Madonna’s appearance at Eurovision is being funded by an Israel-based billionaire. Canadian born Sylvan Adams agreed to fund Madonna’s $1m performance of two songs at this year’s Eurovision Song Contest in Tel Aviv.

He has previously funded other initiatives aimed at promoting Israel on a global stage, including bringing the Giro D’Italia cycling race to the country.

Thousands of artists now publicly support the call from Palestinian artists and cultural organisations for the cultural boycott of Israel.

Madonna’s announcement that she will cross Palestinians’ long-established picket line comes at a time when fewer and fewer major international artists are willing to perform to an effectively segregated audience under apartheid.

Let’s hope Madonna stands on the right side of history by refusing to let her music and image be exploited by a regime that desperately craves the whitewash Eurovision is offering.

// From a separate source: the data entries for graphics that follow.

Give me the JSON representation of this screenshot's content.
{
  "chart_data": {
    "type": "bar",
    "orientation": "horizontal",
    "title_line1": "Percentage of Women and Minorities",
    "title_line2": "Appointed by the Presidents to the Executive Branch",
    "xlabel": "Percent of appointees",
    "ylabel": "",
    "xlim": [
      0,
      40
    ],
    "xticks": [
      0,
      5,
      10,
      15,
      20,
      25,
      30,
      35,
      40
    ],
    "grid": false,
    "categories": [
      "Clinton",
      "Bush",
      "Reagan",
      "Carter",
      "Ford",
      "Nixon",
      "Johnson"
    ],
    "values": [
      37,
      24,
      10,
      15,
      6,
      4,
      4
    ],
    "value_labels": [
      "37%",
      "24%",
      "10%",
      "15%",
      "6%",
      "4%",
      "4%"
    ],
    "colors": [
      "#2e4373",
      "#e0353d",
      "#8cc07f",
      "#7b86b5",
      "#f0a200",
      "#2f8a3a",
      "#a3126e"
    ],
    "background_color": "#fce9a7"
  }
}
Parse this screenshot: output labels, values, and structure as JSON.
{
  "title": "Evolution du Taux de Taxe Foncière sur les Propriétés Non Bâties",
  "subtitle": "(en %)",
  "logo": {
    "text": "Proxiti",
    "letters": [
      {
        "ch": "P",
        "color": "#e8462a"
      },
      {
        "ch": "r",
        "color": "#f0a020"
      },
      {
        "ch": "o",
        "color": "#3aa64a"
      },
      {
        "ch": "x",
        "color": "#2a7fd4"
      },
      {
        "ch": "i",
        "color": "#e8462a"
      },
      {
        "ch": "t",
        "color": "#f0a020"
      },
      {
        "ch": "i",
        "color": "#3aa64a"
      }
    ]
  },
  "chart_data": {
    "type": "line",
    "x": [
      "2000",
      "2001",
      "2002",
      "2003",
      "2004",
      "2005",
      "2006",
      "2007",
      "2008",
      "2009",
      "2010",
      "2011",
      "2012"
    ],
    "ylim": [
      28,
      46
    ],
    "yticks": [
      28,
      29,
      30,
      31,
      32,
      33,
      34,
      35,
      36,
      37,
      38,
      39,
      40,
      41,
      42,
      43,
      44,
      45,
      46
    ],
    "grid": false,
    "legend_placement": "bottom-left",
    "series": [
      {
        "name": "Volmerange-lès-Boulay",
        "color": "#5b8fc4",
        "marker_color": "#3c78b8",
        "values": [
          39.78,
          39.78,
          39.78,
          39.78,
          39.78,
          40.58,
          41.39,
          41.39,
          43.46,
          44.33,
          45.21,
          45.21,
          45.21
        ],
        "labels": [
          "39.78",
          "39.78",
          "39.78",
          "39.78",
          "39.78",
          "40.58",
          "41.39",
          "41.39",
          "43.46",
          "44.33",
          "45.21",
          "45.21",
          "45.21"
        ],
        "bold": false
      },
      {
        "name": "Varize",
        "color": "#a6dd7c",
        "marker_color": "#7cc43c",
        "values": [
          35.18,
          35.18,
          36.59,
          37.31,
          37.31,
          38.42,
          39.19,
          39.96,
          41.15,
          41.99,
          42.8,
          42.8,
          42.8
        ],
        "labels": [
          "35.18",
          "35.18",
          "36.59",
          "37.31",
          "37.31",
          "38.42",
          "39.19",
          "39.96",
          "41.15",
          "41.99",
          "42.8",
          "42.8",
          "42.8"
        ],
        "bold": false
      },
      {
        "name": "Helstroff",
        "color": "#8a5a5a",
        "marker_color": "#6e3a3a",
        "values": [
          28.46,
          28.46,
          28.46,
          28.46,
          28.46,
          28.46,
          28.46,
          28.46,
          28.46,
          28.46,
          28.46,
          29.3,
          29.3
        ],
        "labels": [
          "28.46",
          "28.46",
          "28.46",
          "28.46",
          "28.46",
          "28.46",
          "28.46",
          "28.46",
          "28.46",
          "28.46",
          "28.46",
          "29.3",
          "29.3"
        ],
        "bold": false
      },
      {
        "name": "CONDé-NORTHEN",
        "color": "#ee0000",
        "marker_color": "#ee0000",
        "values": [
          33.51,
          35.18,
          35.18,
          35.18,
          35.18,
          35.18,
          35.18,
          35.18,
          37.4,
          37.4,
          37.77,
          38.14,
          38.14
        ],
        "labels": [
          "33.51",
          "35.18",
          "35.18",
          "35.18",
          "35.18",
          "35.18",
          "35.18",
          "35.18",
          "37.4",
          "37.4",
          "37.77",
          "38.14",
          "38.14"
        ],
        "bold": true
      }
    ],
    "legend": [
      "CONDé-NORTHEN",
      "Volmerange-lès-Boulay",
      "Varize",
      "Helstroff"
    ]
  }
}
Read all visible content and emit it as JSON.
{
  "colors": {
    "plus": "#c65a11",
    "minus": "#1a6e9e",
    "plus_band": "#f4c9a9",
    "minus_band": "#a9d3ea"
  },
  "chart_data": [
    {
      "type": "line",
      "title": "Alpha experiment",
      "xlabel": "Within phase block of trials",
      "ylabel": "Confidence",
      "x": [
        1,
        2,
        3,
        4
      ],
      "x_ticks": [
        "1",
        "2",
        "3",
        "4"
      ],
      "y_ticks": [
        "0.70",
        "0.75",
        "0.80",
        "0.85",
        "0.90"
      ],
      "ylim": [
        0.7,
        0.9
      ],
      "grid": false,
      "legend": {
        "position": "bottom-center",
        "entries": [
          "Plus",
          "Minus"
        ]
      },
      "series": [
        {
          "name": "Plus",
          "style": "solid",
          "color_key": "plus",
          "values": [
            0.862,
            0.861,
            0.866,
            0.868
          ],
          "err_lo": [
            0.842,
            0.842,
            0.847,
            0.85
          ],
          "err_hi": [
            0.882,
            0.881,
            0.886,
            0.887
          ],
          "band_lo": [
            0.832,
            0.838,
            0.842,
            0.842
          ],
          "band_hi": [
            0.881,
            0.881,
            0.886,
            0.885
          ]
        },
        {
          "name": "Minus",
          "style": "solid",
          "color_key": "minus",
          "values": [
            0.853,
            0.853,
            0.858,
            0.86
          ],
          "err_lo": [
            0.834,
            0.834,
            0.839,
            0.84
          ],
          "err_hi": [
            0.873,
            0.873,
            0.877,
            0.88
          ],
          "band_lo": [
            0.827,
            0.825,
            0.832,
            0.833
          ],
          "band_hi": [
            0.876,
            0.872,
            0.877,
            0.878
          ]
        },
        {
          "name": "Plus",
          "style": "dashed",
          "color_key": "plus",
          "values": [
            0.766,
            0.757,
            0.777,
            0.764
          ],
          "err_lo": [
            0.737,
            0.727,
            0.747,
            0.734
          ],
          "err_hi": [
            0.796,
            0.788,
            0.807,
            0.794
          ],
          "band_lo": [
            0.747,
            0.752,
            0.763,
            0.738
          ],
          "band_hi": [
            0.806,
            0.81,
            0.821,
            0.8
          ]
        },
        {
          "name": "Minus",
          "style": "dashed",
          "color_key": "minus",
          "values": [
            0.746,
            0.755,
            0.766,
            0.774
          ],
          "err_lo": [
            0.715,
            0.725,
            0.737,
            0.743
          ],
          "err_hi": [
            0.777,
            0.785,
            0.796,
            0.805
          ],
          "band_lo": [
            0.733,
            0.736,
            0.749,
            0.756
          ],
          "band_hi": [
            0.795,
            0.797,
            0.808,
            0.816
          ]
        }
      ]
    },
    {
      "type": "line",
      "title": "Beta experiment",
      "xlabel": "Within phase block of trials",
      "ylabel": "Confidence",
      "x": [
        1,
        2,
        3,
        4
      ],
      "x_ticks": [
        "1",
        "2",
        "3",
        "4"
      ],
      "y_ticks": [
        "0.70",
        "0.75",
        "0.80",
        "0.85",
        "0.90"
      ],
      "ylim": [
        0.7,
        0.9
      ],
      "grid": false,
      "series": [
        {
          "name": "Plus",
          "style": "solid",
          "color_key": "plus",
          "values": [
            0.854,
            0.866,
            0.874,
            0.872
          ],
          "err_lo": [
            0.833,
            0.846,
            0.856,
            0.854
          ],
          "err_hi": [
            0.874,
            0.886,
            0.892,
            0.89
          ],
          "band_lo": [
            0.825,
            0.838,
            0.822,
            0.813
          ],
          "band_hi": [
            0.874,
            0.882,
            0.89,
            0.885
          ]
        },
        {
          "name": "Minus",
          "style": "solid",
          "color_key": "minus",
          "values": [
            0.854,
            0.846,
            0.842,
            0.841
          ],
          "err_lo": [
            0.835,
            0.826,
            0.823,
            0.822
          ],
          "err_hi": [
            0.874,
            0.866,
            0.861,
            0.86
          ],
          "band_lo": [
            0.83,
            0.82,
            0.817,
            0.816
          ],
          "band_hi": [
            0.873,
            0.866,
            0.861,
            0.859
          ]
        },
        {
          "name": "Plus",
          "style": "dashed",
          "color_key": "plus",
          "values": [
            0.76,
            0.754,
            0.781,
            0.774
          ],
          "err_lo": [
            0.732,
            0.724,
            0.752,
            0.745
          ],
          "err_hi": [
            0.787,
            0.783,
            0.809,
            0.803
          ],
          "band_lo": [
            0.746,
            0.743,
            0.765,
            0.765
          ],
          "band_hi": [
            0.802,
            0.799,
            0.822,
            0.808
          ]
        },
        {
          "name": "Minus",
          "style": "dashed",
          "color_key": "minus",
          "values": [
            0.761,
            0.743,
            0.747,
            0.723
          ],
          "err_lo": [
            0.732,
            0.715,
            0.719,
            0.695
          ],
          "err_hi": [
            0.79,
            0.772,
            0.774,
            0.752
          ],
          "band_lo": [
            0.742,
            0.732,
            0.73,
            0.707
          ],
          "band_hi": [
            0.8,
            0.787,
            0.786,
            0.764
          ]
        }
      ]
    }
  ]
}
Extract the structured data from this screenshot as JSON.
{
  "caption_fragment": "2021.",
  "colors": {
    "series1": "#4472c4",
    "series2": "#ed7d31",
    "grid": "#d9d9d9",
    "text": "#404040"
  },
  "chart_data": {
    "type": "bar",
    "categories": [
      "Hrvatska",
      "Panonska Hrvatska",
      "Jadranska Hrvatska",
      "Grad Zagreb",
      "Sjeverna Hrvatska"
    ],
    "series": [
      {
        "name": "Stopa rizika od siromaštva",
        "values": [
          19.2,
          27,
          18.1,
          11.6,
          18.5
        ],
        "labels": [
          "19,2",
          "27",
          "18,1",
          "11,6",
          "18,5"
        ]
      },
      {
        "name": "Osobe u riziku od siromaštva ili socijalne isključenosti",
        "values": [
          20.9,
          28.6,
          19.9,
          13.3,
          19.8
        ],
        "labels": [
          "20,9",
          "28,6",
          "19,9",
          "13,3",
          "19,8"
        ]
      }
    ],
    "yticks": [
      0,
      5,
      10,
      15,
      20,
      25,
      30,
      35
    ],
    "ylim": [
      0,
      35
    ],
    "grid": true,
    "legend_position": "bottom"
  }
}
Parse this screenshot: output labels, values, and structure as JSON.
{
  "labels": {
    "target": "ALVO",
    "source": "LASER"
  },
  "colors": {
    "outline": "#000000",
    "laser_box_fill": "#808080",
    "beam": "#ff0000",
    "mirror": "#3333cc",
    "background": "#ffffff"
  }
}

The boycott of Israel continues until the occupation army leaves Palestine, the refugees are allowed to return to their homes and the colonial settlers return to Israel and Palestine is free.

Brian McKenna
Palestine Solidarity Campaign

We’re still failing the Windrush generation

Gracie Bradley’s timely piece “The hostile environment is more entrenched than ever reminds us of our government’s failure on basic human rights. On leaving school in the 1970s, my first real job was in a psychogeriatric hospital as a porter.

Two of my hardest working, intelligent and most compassionate colleagues were Windrush generation immigrants from the West Indies with young families.

The thought that these kind men and their children could now, over 40 years on, be subject to the Orwellian machinations of the Home Office is truly nauseating.